Seventeen years ago, President Bill Clinton practically forced Israeli Prime Minister Yitzhak Rabin and Palestinian leader Yasser Arafat to shake hands at the White House while observers held their collective breath. No such nudges were needed this week. Not only were there several, lingering handshakes, but even a brief animated conversation and a whispered aside.
But before we get carried away, my colleague Matt Spetalnick reminded us of all the obstacles facing the latest effort to forge peace in the Middle East. In decades of halting peace efforts, rarely has an Israeli-Palestinian peace process started with lower expectations. There were soaring words in public about the need for difficult compromises, but behind closed doors, the biggest tangible achievement was apparently an agreement to talk again.
Entrenched differences, the long history of mistrust, the looming expiration of a partial Israeli freeze on settlement-building, the threat from hardliners, and, perhaps above all, the political dynamics both men face at home: all reasons a breakthrough seems unlikely. Indeed many experts believe Netanyahu and Abbas have only come to the negotiating table, at least in part, to avoid being seen by President Barack Obama as the spoiler.

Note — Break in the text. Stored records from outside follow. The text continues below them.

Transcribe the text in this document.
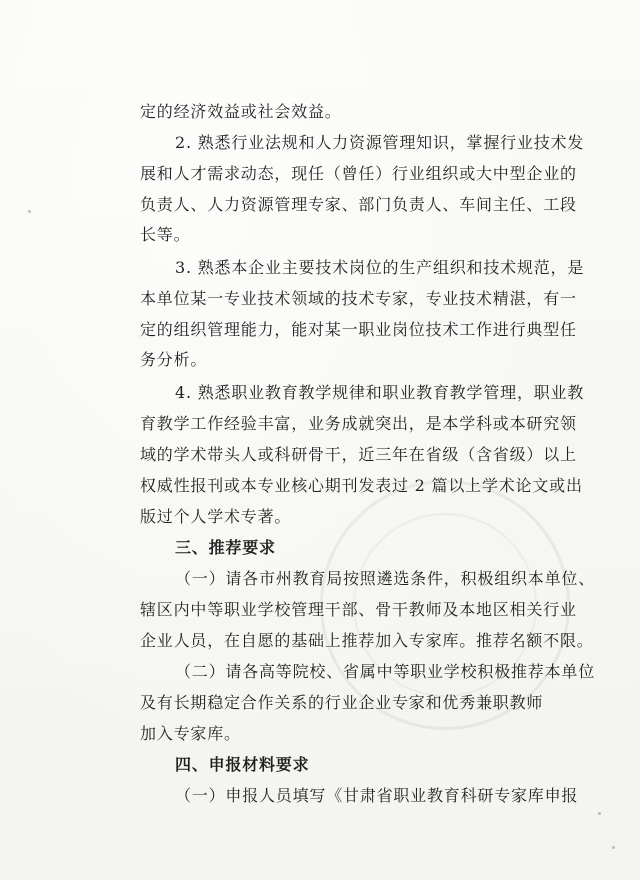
定的经济效益或社会效益。
2. 熟悉行业法规和人力资源管理知识，掌握行业技术发
展和人才需求动态，现任（曾任）行业组织或大中型企业的
负责人、人力资源管理专家、部门负责人、车间主任、工段
长等。
3. 熟悉本企业主要技术岗位的生产组织和技术规范，是
本单位某一专业技术领域的技术专家，专业技术精湛，有一
定的组织管理能力，能对某一职业岗位技术工作进行典型任
务分析。
4. 熟悉职业教育教学规律和职业教育教学管理，职业教
育教学工作经验丰富，业务成就突出，是本学科或本研究领
域的学术带头人或科研骨干，近三年在省级（含省级）以上
权威性报刊或本专业核心期刊发表过 2 篇以上学术论文或出
版过个人学术专著。
三、推荐要求
（一）请各市州教育局按照遴选条件，积极组织本单位、
辖区内中等职业学校管理干部、骨干教师及本地区相关行业
企业人员，在自愿的基础上推荐加入专家库。推荐名额不限。
（二）请各高等院校、省属中等职业学校积极推荐本单位
及有长期稳定合作关系的行业企业专家和优秀兼职教师
加入专家库。
四、申报材料要求
（一）申报人员填写《甘肃省职业教育科研专家库申报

On the economy, it was a similar story, a glass half full or half empty depending on your mood. True there was better news from the housing and jobs markets, and from retailers, suggesting the economy might not after all be heading for a double dip recession. Nor, though, are we out of the woods or enjoying a Summer of Recovery. Indeed, most economists think tomorrow’s all important monthly labor market report could make for more grim reading.